Vitamin C – Ascorbic Acid

Vitamin C is probably the best known vitamin. Unlike animals, human beings cannot produce vitamin C themselves. The water-soluble vitamin C is involved in numerous metabolic activities and active throughout the body. For example, it is a strong reducing agent, which means it captures free radicals, caused by smoking, stress, illness or poor nutrition.
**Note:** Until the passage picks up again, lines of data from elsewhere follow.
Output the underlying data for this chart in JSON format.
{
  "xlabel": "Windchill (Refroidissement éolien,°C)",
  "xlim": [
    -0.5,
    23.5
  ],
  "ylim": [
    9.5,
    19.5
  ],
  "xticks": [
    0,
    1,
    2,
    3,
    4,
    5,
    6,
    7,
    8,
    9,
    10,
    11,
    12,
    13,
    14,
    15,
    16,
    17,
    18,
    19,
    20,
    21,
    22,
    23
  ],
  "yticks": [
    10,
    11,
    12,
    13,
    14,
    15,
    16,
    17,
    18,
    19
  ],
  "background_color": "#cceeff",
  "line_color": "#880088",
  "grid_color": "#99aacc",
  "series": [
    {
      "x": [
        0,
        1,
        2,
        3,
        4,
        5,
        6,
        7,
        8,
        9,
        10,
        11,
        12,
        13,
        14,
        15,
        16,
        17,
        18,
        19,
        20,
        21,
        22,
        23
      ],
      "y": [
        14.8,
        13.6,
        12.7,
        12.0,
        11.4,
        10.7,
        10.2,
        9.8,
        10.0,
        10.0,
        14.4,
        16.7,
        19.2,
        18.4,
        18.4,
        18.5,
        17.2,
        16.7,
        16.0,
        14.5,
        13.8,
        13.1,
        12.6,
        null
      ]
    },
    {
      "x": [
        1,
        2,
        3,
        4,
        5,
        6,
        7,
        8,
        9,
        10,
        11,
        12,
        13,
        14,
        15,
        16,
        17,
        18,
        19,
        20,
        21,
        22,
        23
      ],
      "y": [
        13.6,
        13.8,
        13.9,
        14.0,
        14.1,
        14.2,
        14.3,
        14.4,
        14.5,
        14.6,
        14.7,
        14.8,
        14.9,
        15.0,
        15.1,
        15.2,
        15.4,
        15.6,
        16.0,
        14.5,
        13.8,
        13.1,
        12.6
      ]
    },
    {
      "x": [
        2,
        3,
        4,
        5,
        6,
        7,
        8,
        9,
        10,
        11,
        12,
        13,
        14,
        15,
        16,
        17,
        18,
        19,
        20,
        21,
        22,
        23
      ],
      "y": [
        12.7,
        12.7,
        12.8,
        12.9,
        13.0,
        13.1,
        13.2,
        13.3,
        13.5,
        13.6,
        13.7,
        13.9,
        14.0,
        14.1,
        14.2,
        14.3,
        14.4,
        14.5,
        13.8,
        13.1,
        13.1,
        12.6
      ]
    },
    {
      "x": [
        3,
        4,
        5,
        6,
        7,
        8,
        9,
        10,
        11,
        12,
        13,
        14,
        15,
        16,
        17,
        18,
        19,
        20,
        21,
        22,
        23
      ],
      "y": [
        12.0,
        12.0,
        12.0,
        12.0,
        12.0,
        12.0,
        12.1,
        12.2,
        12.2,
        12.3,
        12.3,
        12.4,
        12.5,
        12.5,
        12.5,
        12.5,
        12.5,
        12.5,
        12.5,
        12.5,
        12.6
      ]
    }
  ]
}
As a result, cells and tissues are protected and the immune system is strengthened.
Vitamin C is very sensitive to heat, light and oxygen. Vegetables and fruits should be eaten fresh, stored in the dark and processed as little as possible in order to minimize vitamin losses.

Functions in the Body

  • Strengthens the immune system
  • Protects cells from oxidative damage
  • Forms collagen (protein building blocks) in the skin, tendons and ligaments
  • Builds tissue, bones and teeth
  • Helps in healing wounds
  • Supports detoxification, such as drugs and substances having a toxic effect

Deficiency Symptoms

  • Weakened immune system, lowered defence against infection, gingivitis, rough dry skin, dry hair, delayed wound healing. In severe cases, development of scurvy (bone disease) can occur.

Overdose

Not known. Vitamin C is harmless even in large amounts (up to 10 grams / day).

Interactions

+ Vitamin E and beta-carotene promote the body’s vitamin C utilization, which optimizes iron absorption.
– Smoking increases the body’s vitamin C requirement to about 35 mg per day. Alcohol consumption, acetylsalicylic acid (aspirin), contraceptives (“the pill”), antidepressants or diuretic medications also adversely affect the body’s vitamin C levels.

Sources

Vitamin C is found mainly in vegetables and fruits: Black currants, peppers, green vegetables such as broccoli, citrus fruits, and also potatoes provide lots of vitamin C.

Recommended Daily Amounts

(male/female)
Young people 105 mg / 90 mg
Adults 110 mg / 95 mg
Adults over 65 years old 110 mg / 95 mg

«5 a Day» Helps Your Vitamin Supply

Already 50 grams of black currants (cassis), 60 grams of sweet peppers, 90 grams of broccoli or Brussels sprouts provide the body with its daily vitamin C requirement. Eating 120 grams of kiwi, 160 grams of kohlrabi, 170 grams of strawberries, 190 grams of oranges or 200 grams of Savoy cabbage also fulfil the daily vitamin C requirement.